Deshalb hat sich für die Demonstranten die Entanonymisierung der Männer in Schwarz als wirksames Mittel im Kampf auf der Straße erwiesen. Immer wieder versuchen sie, Polizisten vor Handykameras zu demaskieren. Gelingt es, suchen die Beamten das Weite. Belarussische Hacker haben persönliche Daten von mehr als 1000 Mitgliedern des Sicherheitsapparates im Netz veröffentlicht, und die Opposition will weitere Namen offenlegen.
Belarus hat eine der höchsten Polizeidichten Europas
Der Staat reagiert mit drakonischen Strafen.
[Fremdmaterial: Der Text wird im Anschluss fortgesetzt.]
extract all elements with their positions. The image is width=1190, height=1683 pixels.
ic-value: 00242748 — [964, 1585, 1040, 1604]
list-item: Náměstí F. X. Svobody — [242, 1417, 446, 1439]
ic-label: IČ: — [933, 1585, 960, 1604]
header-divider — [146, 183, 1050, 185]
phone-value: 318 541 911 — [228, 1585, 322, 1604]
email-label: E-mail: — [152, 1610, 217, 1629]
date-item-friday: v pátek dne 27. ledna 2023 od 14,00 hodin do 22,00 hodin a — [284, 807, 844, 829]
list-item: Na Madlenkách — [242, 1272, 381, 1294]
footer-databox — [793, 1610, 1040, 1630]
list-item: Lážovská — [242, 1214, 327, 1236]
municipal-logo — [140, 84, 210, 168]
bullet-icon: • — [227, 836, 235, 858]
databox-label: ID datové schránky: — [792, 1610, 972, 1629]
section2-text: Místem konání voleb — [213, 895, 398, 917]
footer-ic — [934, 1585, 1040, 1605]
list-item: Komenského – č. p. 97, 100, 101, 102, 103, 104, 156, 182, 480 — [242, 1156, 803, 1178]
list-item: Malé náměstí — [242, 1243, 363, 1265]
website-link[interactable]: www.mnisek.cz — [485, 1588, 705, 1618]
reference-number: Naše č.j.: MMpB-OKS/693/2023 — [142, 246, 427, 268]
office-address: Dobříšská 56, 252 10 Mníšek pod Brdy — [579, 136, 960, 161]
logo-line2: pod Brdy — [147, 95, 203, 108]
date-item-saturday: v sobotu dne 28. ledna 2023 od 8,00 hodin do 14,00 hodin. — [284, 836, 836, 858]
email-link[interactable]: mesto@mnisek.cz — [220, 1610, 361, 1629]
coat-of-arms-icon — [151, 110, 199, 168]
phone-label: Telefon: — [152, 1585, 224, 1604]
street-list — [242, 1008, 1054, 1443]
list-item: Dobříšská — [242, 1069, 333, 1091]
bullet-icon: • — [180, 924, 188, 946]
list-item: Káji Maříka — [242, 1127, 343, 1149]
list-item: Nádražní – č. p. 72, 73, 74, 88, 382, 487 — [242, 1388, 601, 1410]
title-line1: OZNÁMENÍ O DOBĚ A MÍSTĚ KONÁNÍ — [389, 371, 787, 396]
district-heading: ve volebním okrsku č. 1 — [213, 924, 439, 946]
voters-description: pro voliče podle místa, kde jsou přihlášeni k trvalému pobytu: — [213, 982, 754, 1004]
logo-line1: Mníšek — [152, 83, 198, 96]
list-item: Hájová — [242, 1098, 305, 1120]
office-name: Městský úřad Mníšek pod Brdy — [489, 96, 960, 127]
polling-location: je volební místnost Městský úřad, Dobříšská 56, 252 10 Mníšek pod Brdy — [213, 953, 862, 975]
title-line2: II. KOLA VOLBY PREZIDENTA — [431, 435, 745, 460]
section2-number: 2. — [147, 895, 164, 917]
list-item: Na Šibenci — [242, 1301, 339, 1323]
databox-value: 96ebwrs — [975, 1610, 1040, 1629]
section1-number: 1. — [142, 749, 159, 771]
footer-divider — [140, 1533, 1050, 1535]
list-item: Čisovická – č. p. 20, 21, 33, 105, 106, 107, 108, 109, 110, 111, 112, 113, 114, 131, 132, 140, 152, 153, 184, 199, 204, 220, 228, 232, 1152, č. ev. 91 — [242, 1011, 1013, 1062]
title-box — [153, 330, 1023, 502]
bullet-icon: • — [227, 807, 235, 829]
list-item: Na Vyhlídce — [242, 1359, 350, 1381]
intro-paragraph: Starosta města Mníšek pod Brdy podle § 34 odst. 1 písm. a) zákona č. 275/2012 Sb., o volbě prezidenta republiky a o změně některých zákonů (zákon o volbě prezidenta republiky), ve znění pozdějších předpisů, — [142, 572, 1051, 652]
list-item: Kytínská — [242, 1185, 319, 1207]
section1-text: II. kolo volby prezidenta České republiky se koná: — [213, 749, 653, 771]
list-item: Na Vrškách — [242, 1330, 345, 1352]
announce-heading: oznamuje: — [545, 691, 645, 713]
Eine Frau mit belarussischer und Schweizer Staatsbürgerschaft wurde festgenommen, nachdem sie einem Beamten die Maske vom Kopf gezogen hatte. Ihr drohen bis zu fünf Jahre Haft. Mehr als 16.000 Menschen sollen seit den Wahlen bereits festgenommen worden sein. Zugleich wird den Opfern von Polizeigewalt das Recht auf Strafverfolgung verwehrt. Tausende Beschwerden belarussischer Bürger gegenüber den Behörden blieben bislang ungehört.
[Anmerkung der Redaktion: In einer früheren Fassung dieses Textes hieß es, eine Frau wurde zu fünf Jahren Haft verurteilt, nachdem sie einem Beamten die Maske vom Kopf gezogen hatte. Tatsächlich wurde die Frau festgenommen, aber noch nicht verurteilt. Wir haben die Textstelle korrigiert und bitten, diesen Fehler zu entschuldigen.]
Die Opposition sieht sich einem gigantischen und übermächtigen Sicherheitsapparat gegenüber. Nadja Douglas vom Zentrum für Osteuropa- und internationale Studien (ZOiS) ist Spezialistin für staatliche Machtstrukturen im post-sowjetischen Raum. Für ihre neue Studie hat sie versucht, sich ein Bild vom Umfang der belarussischen Polizeikräfte zu machen. In ihren Recherchen verlässt sich Douglas auf Angaben einzelner Politiker und unabhängiger Medien in Belarus. Offizielle Zahlen hält die Regierung unter Verschluss.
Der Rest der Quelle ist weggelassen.